I'm driving through the rain on the six-hour trip back home from East Texas, much like I did two days earlier on my way out here. Only slower this time, because the rain's falling harder and it feels like I've spent at least half an hour, crawling behind a big RV on this winding, two-lane highway. Can't help but feeling a big post-gig slump, the adrenaline of sharing my music at last night's concert in Jacksonville and speaking at this morning's worship service in Tyler having worn off many miles ago.
As usual, it was a lot of fun singing and speaking both times, but it rained pretty hard all weekend, so attendance was low in both places. I know it shouldn't matter, but somehow it does.
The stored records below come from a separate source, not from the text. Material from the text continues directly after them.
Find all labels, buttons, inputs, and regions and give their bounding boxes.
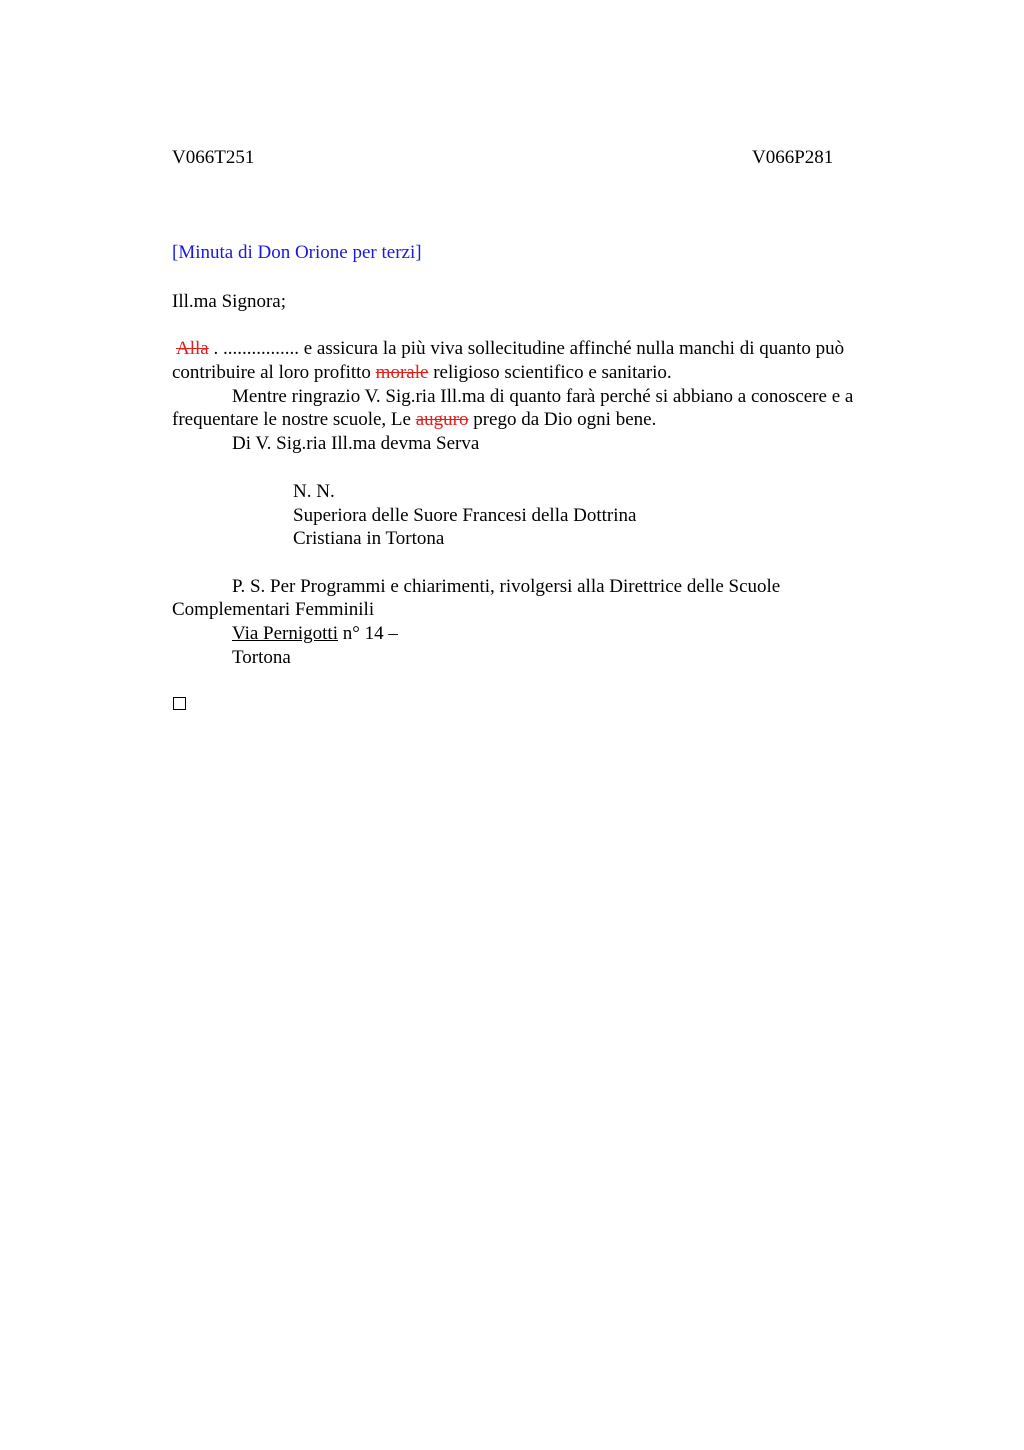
deleted-word: morale: [375, 362, 429, 383]
header-code-left: V066T251: [172, 147, 255, 168]
signature-title-line2: Cristiana in Tortona: [293, 528, 445, 549]
paragraph1-line2: [172, 361, 672, 385]
signature-name: N. N.: [293, 481, 335, 502]
postscript-address: [232, 622, 398, 646]
end-of-document-square-icon: [173, 697, 186, 710]
postscript-city: Tortona: [232, 647, 291, 668]
paragraph2-line1: Mentre ringrazio V. Sig.ria Ill.ma di quanto farà perché si abbiano a conoscere e a: [232, 386, 854, 407]
postscript-line1: P. S. Per Programmi e chiarimenti, rivolgersi alla Direttrice delle Scuole: [232, 576, 781, 597]
paragraph-text: . ................ e assicura la più viva sollecitudine affinché nulla manchi di quanto può: [208, 338, 845, 359]
closing-line: Di V. Sig.ria Ill.ma devma Serva: [232, 433, 480, 454]
paragraph-text: contribuire al loro profitto: [172, 362, 376, 383]
postscript-line2: Complementari Femminili: [172, 599, 375, 620]
header-code-right: V066P281: [752, 147, 834, 168]
paragraph-text: prego da Dio ogni bene.: [468, 409, 657, 430]
editorial-note: [Minuta di Don Orione per terzi]: [172, 242, 422, 263]
deleted-word: Alla: [176, 338, 209, 359]
salutation: Ill.ma Signora;: [172, 291, 286, 312]
street-name: Via Pernigotti: [232, 623, 338, 644]
paragraph-text: frequentare le nostre scuole, Le: [172, 409, 416, 430]
street-number: n° 14 –: [337, 623, 398, 644]
deleted-word: auguro: [415, 409, 469, 430]
signature-title-line1: Superiora delle Suore Francesi della Dottrina: [293, 505, 637, 526]
paragraph2-line2: [172, 408, 656, 432]
paragraph1-line1: [176, 337, 844, 361]
paragraph-text: religioso scientifico e sanitario.: [428, 362, 672, 383]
Time after time, the old doubts come creeping out of the farthest, darkest corner of my brain, telling me I'm not good enough, feeding my fears of failure, demanding to know why I persist in dragging my guitar out to make joyful noises in so many venues, year after year.
SINGING IN THE RAIN
Eager to drown out those negative thoughts for a while, I slip my "House of Yes" CD into the dashboard stereo, and start harmonizing along with the lyrics, not to any audience or for any reason, other than to remind myself of something bigger than my private, little Pity Party. And that it's my job to stay focused on writing, singing and living my purpose, not to worry about who is or isn't reading, watching or listening.
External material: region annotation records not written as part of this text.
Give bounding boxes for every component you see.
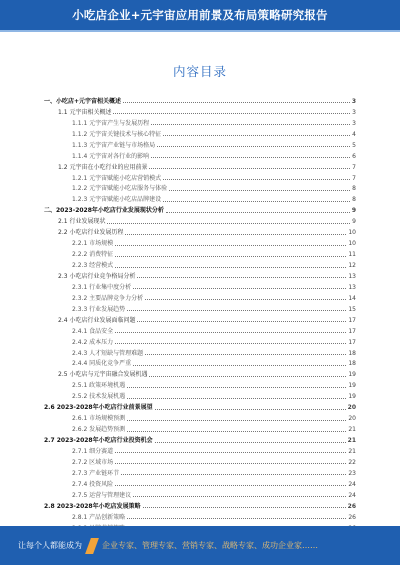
toc-entry-page: 20 xyxy=(348,415,356,423)
toc-entry[interactable] xyxy=(44,247,356,258)
toc-entry-label: 1.1.3 元宇宙产业链与市场格局 xyxy=(72,141,156,149)
toc-leader-dots xyxy=(163,201,350,202)
toc-entry-page: 13 xyxy=(348,272,356,280)
toc-entry-page: 23 xyxy=(348,469,356,477)
toc-entry[interactable] xyxy=(44,411,356,422)
toc-entry[interactable] xyxy=(44,138,356,149)
toc-leader-dots xyxy=(157,146,350,147)
toc-entry-label: 2.2.2 消费特征 xyxy=(72,251,114,259)
toc-entry-page: 8 xyxy=(352,196,356,204)
toc-entry[interactable] xyxy=(44,214,356,225)
toc-entry-label: 2.6.1 市场规模预测 xyxy=(72,415,126,423)
toc-leader-dots xyxy=(137,277,346,278)
toc-entry[interactable] xyxy=(44,236,356,247)
toc-entry-page: 5 xyxy=(352,141,356,149)
toc-leader-dots xyxy=(123,102,350,103)
toc-entry-label: 1.2.2 元宇宙赋能小吃店服务与体验 xyxy=(72,185,168,193)
toc-leader-dots xyxy=(151,124,350,125)
toc-entry-label: 2.3.3 行业发展趋势 xyxy=(72,305,126,313)
toc-entry-label: 一、小吃店+元宇宙相关概述 xyxy=(44,97,122,105)
toc-leader-dots xyxy=(127,431,346,432)
toc-entry-page: 15 xyxy=(348,305,356,313)
toc-entry[interactable] xyxy=(44,466,356,477)
toc-entry-label: 2.3 小吃店行业竞争格局分析 xyxy=(58,272,136,280)
toc-entry[interactable] xyxy=(44,291,356,302)
toc-entry-page: 6 xyxy=(352,152,356,160)
toc-entry-page: 24 xyxy=(348,480,356,488)
toc-entry-label: 2.4 小吃店行业发展面临问题 xyxy=(58,316,136,324)
toc-entry-page: 10 xyxy=(348,229,356,237)
toc-entry-page: 21 xyxy=(348,426,356,434)
toc-entry-page: 19 xyxy=(348,371,356,379)
toc-leader-dots xyxy=(149,168,350,169)
toc-entry[interactable] xyxy=(44,225,356,236)
toc-entry-label: 2.5 小吃店与元宇宙融合发展机遇 xyxy=(58,371,148,379)
toc-leader-dots xyxy=(125,234,346,235)
toc-leader-dots xyxy=(127,420,346,421)
toc-entry[interactable] xyxy=(44,477,356,488)
toc-entry[interactable] xyxy=(44,280,356,291)
table-of-contents xyxy=(44,94,356,532)
header-divider xyxy=(0,30,400,32)
toc-entry-page: 3 xyxy=(352,108,356,116)
toc-entry[interactable] xyxy=(44,116,356,127)
toc-leader-dots xyxy=(115,463,346,464)
toc-entry-label: 1.1.1 元宇宙产生与发展历程 xyxy=(72,119,150,127)
toc-title: 内容目录 xyxy=(172,64,227,79)
toc-entry[interactable] xyxy=(44,510,356,521)
toc-entry[interactable] xyxy=(44,302,356,313)
toc-leader-dots xyxy=(155,442,346,443)
toc-entry[interactable] xyxy=(44,444,356,455)
toc-entry[interactable] xyxy=(44,269,356,280)
toc-entry-page: 18 xyxy=(348,349,356,357)
toc-leader-dots xyxy=(115,343,346,344)
toc-entry-page: 12 xyxy=(348,262,356,269)
toc-leader-dots xyxy=(151,157,350,158)
toc-entry[interactable] xyxy=(44,488,356,499)
toc-leader-dots xyxy=(113,113,350,114)
toc-leader-dots xyxy=(127,310,346,311)
toc-entry-label: 2.5.1 政策环境机遇 xyxy=(72,382,126,390)
toc-entry-page: 7 xyxy=(352,174,356,182)
toc-entry[interactable] xyxy=(44,94,356,105)
toc-entry-page: 21 xyxy=(347,437,356,444)
report-header xyxy=(0,0,400,30)
toc-entry-label: 1.1 元宇宙相关概述 xyxy=(58,108,112,116)
toc-entry-label: 2.5.2 技术发展机遇 xyxy=(72,393,126,401)
toc-leader-dots xyxy=(145,354,346,355)
toc-entry[interactable] xyxy=(44,203,356,214)
toc-entry-label: 2.7.4 投资风险 xyxy=(72,480,114,488)
toc-entry-page: 3 xyxy=(352,119,356,127)
toc-entry-page: 20 xyxy=(347,404,356,412)
toc-entry-label: 2.2.1 市场规模 xyxy=(72,240,114,248)
toc-leader-dots xyxy=(155,409,346,410)
toc-entry-page: 19 xyxy=(348,393,356,401)
toc-entry-page: 7 xyxy=(352,163,356,171)
toc-leader-dots xyxy=(137,321,346,322)
toc-entry-label: 1.1.2 元宇宙关键技术与核心特征 xyxy=(72,130,162,138)
toc-entry-label: 2.6 2023-2028年小吃店行业前景展望 xyxy=(44,404,153,412)
toc-leader-dots xyxy=(166,212,350,213)
toc-entry[interactable] xyxy=(44,346,356,357)
toc-entry[interactable] xyxy=(44,378,356,389)
toc-entry-page: 17 xyxy=(348,316,356,324)
toc-entry-label: 2.4.3 人才短缺与管理难题 xyxy=(72,349,144,357)
toc-entry[interactable] xyxy=(44,499,356,510)
toc-entry-label: 2.2 小吃店行业发展历程 xyxy=(58,229,124,237)
toc-entry-page: 19 xyxy=(348,382,356,390)
toc-entry-label: 1.1.4 元宇宙对各行业的影响 xyxy=(72,152,150,160)
toc-leader-dots xyxy=(149,376,346,377)
toc-leader-dots xyxy=(127,398,346,399)
toc-entry[interactable] xyxy=(44,149,356,160)
toc-entry-label: 2.7.3 产业链环节 xyxy=(72,469,120,477)
toc-entry-page: 18 xyxy=(348,360,356,368)
toc-entry-label: 2.8.1 产品创新策略 xyxy=(72,513,126,521)
toc-entry-page: 14 xyxy=(348,294,356,302)
toc-leader-dots xyxy=(143,507,346,508)
toc-entry-page: 9 xyxy=(352,218,356,226)
toc-entry[interactable] xyxy=(44,335,356,346)
toc-leader-dots xyxy=(115,256,346,257)
toc-entry[interactable] xyxy=(44,160,356,171)
toc-entry-label: 2.1 行业发展现状 xyxy=(58,218,106,226)
toc-entry[interactable] xyxy=(44,182,356,193)
toc-leader-dots xyxy=(107,223,350,224)
toc-entry[interactable] xyxy=(44,313,356,324)
toc-entry-label: 1.2.1 元宇宙赋能小吃店营销模式 xyxy=(72,174,162,182)
toc-leader-dots xyxy=(127,518,346,519)
toc-leader-dots xyxy=(121,474,346,475)
toc-entry-label: 2.4.4 同质化竞争严重 xyxy=(72,360,132,368)
footer-slash-mark xyxy=(85,538,99,554)
toc-entry-label: 2.7 2023-2028年小吃店行业投资机会 xyxy=(44,437,153,444)
toc-entry-label: 2.3.2 主要品牌竞争力分析 xyxy=(72,294,144,302)
toc-entry-label: 2.2.3 经营模式 xyxy=(72,262,114,269)
report-title: 小吃店企业+元宇宙应用前景及布局策略研究报告 xyxy=(72,8,328,22)
toc-leader-dots xyxy=(115,332,346,333)
toc-entry-page: 22 xyxy=(348,458,356,466)
toc-entry-label: 2.7.1 细分赛道 xyxy=(72,447,114,455)
toc-leader-dots xyxy=(133,365,346,366)
toc-entry[interactable] xyxy=(44,422,356,433)
toc-entry[interactable] xyxy=(44,400,356,411)
toc-entry-label: 1.2.3 元宇宙赋能小吃店品牌建设 xyxy=(72,196,162,204)
toc-entry-page: 13 xyxy=(348,283,356,291)
toc-leader-dots xyxy=(169,190,350,191)
toc-leader-dots xyxy=(127,387,346,388)
toc-entry-label: 2.4.1 食品安全 xyxy=(72,327,114,335)
toc-leader-dots xyxy=(115,485,346,486)
toc-leader-dots xyxy=(133,288,346,289)
toc-entry-label: 2.3.1 行业集中度分析 xyxy=(72,283,132,291)
toc-entry[interactable] xyxy=(44,367,356,378)
toc-entry[interactable] xyxy=(44,127,356,138)
toc-leader-dots xyxy=(163,179,350,180)
toc-entry[interactable] xyxy=(44,324,356,335)
toc-leader-dots xyxy=(163,135,350,136)
toc-entry-page: 26 xyxy=(347,502,356,510)
toc-leader-dots xyxy=(133,496,346,497)
toc-entry-label: 2.7.2 区域市场 xyxy=(72,458,114,466)
toc-leader-dots xyxy=(115,245,346,246)
toc-entry-label: 2.7.5 运营与管理建议 xyxy=(72,491,132,499)
toc-entry[interactable] xyxy=(44,357,356,368)
toc-entry-page: 21 xyxy=(348,447,356,455)
toc-leader-dots xyxy=(115,452,346,453)
toc-entry-page: 11 xyxy=(348,251,356,259)
toc-entry[interactable] xyxy=(44,433,356,444)
toc-entry-page: 8 xyxy=(352,185,356,193)
toc-entry-page: 17 xyxy=(348,338,356,346)
footer-tail-text: 企业专家、管理专家、营销专家、战略专家、成功企业家…… xyxy=(102,541,318,550)
toc-entry-page: 24 xyxy=(348,491,356,499)
toc-entry-label: 2.8 2023-2028年小吃店发展策略 xyxy=(44,502,141,510)
toc-entry[interactable] xyxy=(44,258,356,269)
toc-entry[interactable] xyxy=(44,455,356,466)
toc-entry-page: 3 xyxy=(351,97,356,105)
toc-entry[interactable] xyxy=(44,171,356,182)
toc-leader-dots xyxy=(115,267,346,268)
toc-entry-label: 二、2023-2028年小吃店行业发展现状分析 xyxy=(44,207,164,215)
toc-leader-dots xyxy=(145,299,346,300)
toc-entry-label: 2.6.2 发展趋势预测 xyxy=(72,426,126,434)
toc-entry-label: 1.2 元宇宙在小吃行业的应用前景 xyxy=(58,163,148,171)
toc-entry[interactable] xyxy=(44,105,356,116)
toc-entry[interactable] xyxy=(44,389,356,400)
report-footer xyxy=(0,526,400,565)
toc-entry-page: 4 xyxy=(352,130,356,138)
toc-entry-page: 17 xyxy=(348,327,356,335)
footer-lead-text: 让每个人都能成为 xyxy=(18,541,82,550)
toc-entry-page: 26 xyxy=(348,513,356,521)
toc-entry-label: 2.4.2 成本压力 xyxy=(72,338,114,346)
toc-entry[interactable] xyxy=(44,192,356,203)
toc-entry-page: 9 xyxy=(351,207,356,215)
toc-entry-page: 10 xyxy=(348,240,356,248)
As if on cue, a large flock of geese comes flying into view, soaring southward in ever-shifting, staggered V-formations, far overhead. It's clearly just my imagination, but it sure sounds like they're honking in reply to my song, as they fly off into the distance. Could it be that their vocal sounds help them stay aligned and on course during their long journey? Or are they, too, simply singing out for the sheer joy of expressing themselves?
DANCING IN THE CAR
A few moments later, my iPhone flashes a text notice, and I pull over to check it out, because my dear friend, Jason, has just sent me a short video clip of his young son, Xavier, dressed up in a Batman costume, dancing up, down and all around in Jason's car, with my "House of Yes" song playing in their stereo. Talk about cute. He's got me grinning from ear to ear in five seconds flat!
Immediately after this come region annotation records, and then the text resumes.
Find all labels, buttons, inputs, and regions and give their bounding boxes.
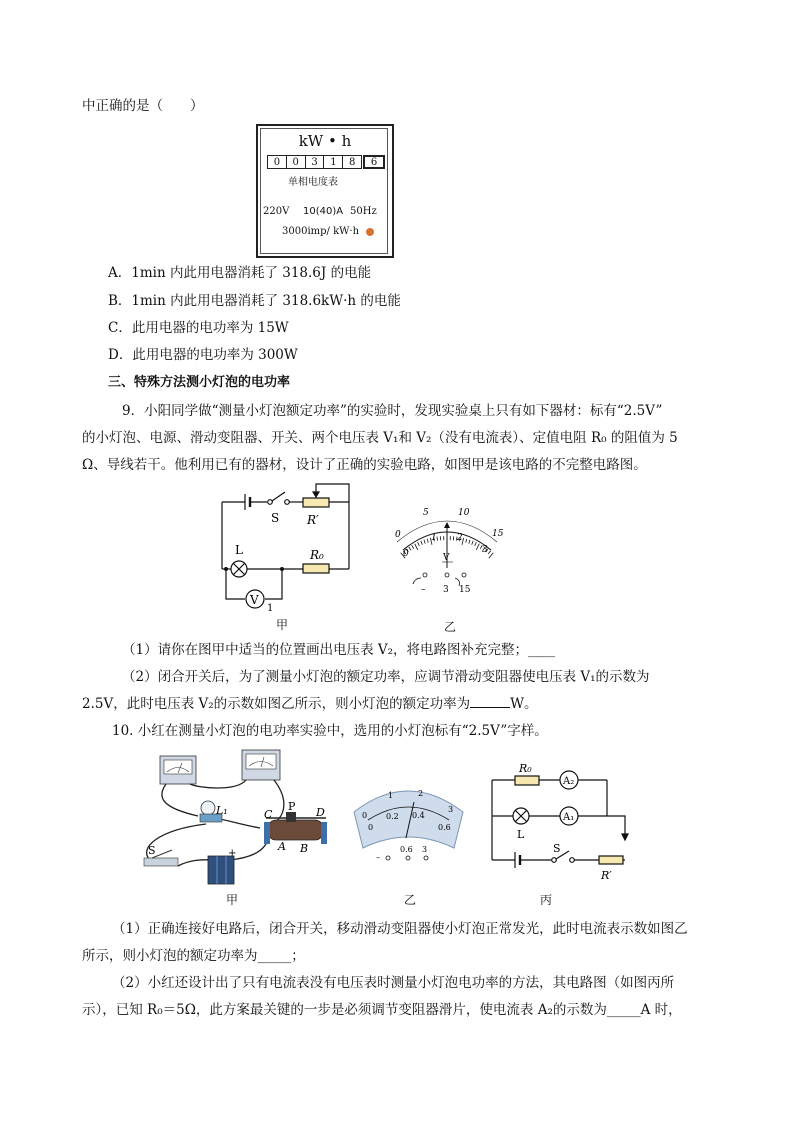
terminal-label: 0.6	[400, 845, 413, 854]
dial-bottom-tick: 0.2	[386, 812, 399, 821]
dial-top-tick: 1	[388, 791, 394, 800]
q10-apparatus-figure	[138, 748, 338, 888]
dial-bottom-tick: 0.4	[412, 811, 425, 820]
q10-ammeter-dial	[346, 776, 471, 876]
dial-top-tick: 5	[423, 508, 429, 518]
resistor-label: R₀	[310, 548, 324, 562]
electric-meter-figure	[256, 124, 394, 258]
meter-digit: 0	[287, 155, 306, 169]
dial-tick-mark	[421, 541, 423, 545]
rheostat-label: R′	[601, 869, 612, 882]
meter-indicator-light	[366, 228, 374, 236]
q9-voltmeter-dial	[385, 498, 515, 598]
dial-bottom-tick: 0.6	[438, 823, 451, 832]
dial-top-tick: 2	[418, 789, 424, 798]
meter-digit-decimal: 6	[363, 155, 385, 169]
q9-sub2-text: 2.5V，此时电压表 V₂的示数如图乙所示，则小灯泡的额定功率为	[82, 696, 471, 712]
battery-plus-label: +	[228, 848, 237, 859]
option-d: D．此用电器的电功率为 300W	[108, 347, 298, 363]
dial-bottom-tick: 0	[403, 549, 409, 559]
fig-caption-yi: 乙	[404, 893, 417, 907]
terminal-label: 3	[422, 845, 428, 854]
dial-tick-mark	[469, 540, 470, 544]
meter-frequency: 50Hz	[350, 206, 377, 217]
terminal-label: –	[421, 585, 426, 595]
dial-bottom-tick: 0	[368, 823, 374, 832]
switch-label: S	[271, 511, 280, 525]
dial-bottom-tick: 3	[482, 545, 488, 555]
meter-current: 10(40)A	[303, 206, 344, 217]
q9-line-3: Ω、导线若干。他利用已有的器材，设计了正确的实验电路，如图甲是该电路的不完整电路图。	[82, 457, 647, 473]
dial-tick-mark	[476, 544, 479, 550]
q9-sub1: （1）请你在图甲中适当的位置画出电压表 V₂，将电路图补充完整；____	[122, 642, 556, 658]
voltmeter-label: V	[250, 593, 259, 607]
fig-caption-bing: 丙	[540, 893, 553, 907]
q9-sub2-line-1: （2）闭合开关后，为了测量小灯泡的额定功率，应调节滑动变阻器使电压表 V₁的示数为	[122, 669, 650, 685]
terminal-c-label: C	[264, 808, 273, 821]
lamp-label: L	[517, 828, 525, 841]
resistor-label: R₀	[519, 762, 532, 775]
q10-circuit-diagram	[487, 758, 632, 888]
q10-stem: 10. 小红在测量小灯泡的电功率实验中，选用的小灯泡标有“2.5V”字样。	[112, 723, 548, 739]
q9-circuit-diagram	[215, 478, 355, 618]
terminal-label: 15	[459, 585, 471, 595]
q10-sub1-line-2: 所示，则小灯泡的额定功率为_____；	[82, 948, 305, 964]
option-c: C．此用电器的电功率为 15W	[108, 320, 289, 336]
dial-tick-mark	[412, 545, 414, 549]
q10-sub1-line-1: （1）正确连接好电路后，闭合开关，移动滑动变阻器使小灯泡正常发光，此时电流表示数如图乙	[112, 921, 688, 937]
voltmeter-subscript: 1	[267, 603, 274, 614]
ammeter-a2-label: A₂	[563, 776, 575, 787]
meter-digit: 1	[324, 155, 343, 169]
dial-symbol: V	[443, 553, 450, 563]
lamp-label: L₁	[216, 804, 228, 817]
dial-tick-mark	[409, 547, 411, 550]
meter-unit-label: kW • h	[298, 132, 352, 150]
dial-bottom-tick: 1	[431, 533, 437, 543]
meter-digit: 0	[267, 155, 287, 169]
q9-line-1: 9．小阳同学做“测量小灯泡额定功率”的实验时，发现实验桌上只有如下器材：标有“2.5V”	[122, 403, 663, 419]
fig-caption-jia: 甲	[226, 893, 239, 907]
fig-caption-yi: 乙	[444, 620, 457, 634]
q10-sub2-line-1: （2）小红还设计出了只有电流表没有电压表时测量小灯泡电功率的方法，其电路图（如图丙所	[112, 975, 675, 991]
switch-label: S	[148, 844, 156, 857]
dial-tick-mark	[488, 551, 491, 554]
switch-label: S	[553, 842, 561, 855]
dial-tick-mark	[424, 540, 425, 544]
dial-tick-mark	[475, 542, 477, 546]
option-b: B．1min 内此用电器消耗了 318.6kW·h 的电能	[108, 293, 401, 309]
dial-tick-mark	[472, 541, 474, 545]
meter-digit-row	[267, 155, 385, 169]
meter-name: 单相电度表	[288, 177, 338, 188]
lamp-label: L	[235, 543, 243, 557]
terminal-d-label: D	[316, 806, 325, 819]
terminal-a-label: A	[278, 840, 286, 853]
meter-constant: 3000imp/ kW·h	[282, 226, 360, 237]
terminal-label: –	[376, 853, 380, 862]
meter-digit: 3	[306, 155, 325, 169]
dial-tick-mark	[489, 553, 494, 558]
q9-line-2: 的小灯泡、电源、滑动变阻器、开关、两个电压表 V₁和 V₂（没有电流表）、定值电阻 R₀ 的阻值为 5	[82, 430, 678, 446]
dial-tick-mark	[437, 537, 438, 541]
meter-voltage: 220V	[263, 206, 290, 217]
dial-top-tick: 10	[458, 508, 470, 518]
slider-p-label: P	[288, 800, 296, 813]
section-title: 三、特殊方法测小灯泡的电功率	[108, 375, 291, 390]
dial-tick-mark	[427, 539, 428, 543]
terminal-b-label: B	[300, 842, 309, 855]
dial-bottom-tick: 2	[457, 533, 463, 543]
dial-tick-mark	[415, 544, 418, 550]
terminal-label: 3	[443, 585, 449, 595]
dial-top-tick: 0	[395, 530, 401, 540]
ammeter-a1-label: A₁	[563, 812, 575, 823]
option-a: A．1min 内此用电器消耗了 318.6J 的电能	[108, 265, 372, 281]
meter-digit: 8	[343, 155, 362, 169]
dial-tick-mark	[466, 539, 467, 543]
rheostat-label: R′	[307, 513, 319, 527]
dial-tick-mark	[418, 542, 420, 546]
dial-top-tick: 15	[492, 529, 504, 539]
dial-top-tick: 3	[448, 805, 454, 814]
question-stem-tail: 中正确的是（ ）	[82, 98, 204, 114]
q9-sub2-line-2	[82, 695, 538, 713]
fig-caption-jia: 甲	[276, 618, 289, 632]
q9-sub2-unit: W。	[510, 696, 538, 712]
dial-top-tick: 0	[362, 811, 368, 820]
answer-blank[interactable]	[470, 695, 510, 708]
q10-sub2-line-2: 示），已知 R₀＝5Ω，此方案最关键的一步是必须调节变阻器滑片，使电流表 A₂的示数为_____A 时，	[82, 1002, 682, 1018]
I immediately call Jason, who explains that they had just gone to the Halloween store, and afterwards, Xavier had asked his dad to "play the Yes Song" - resulting in the brief video clip of him doing the Batman Boogie, displayed at the top of this page (which you should be able to play by clicking on the arrow. The quality of the image doesn't translate very well from the original iPhone footage, but you get the picture...) The boy didn't say a word, but his message seems clear: "Lighten up! Enjoy the ride." And so, I do.
REMINDED ONCE AGAIN
I'm telling you all this by way of reminding you, just as Xavier and the wild geese reminded me: that supportive guides and helpers can take many forms, and are seldom far away, if only we are open to seeing them. At least, that's the song I choose to sing -- and I'm sticking to it.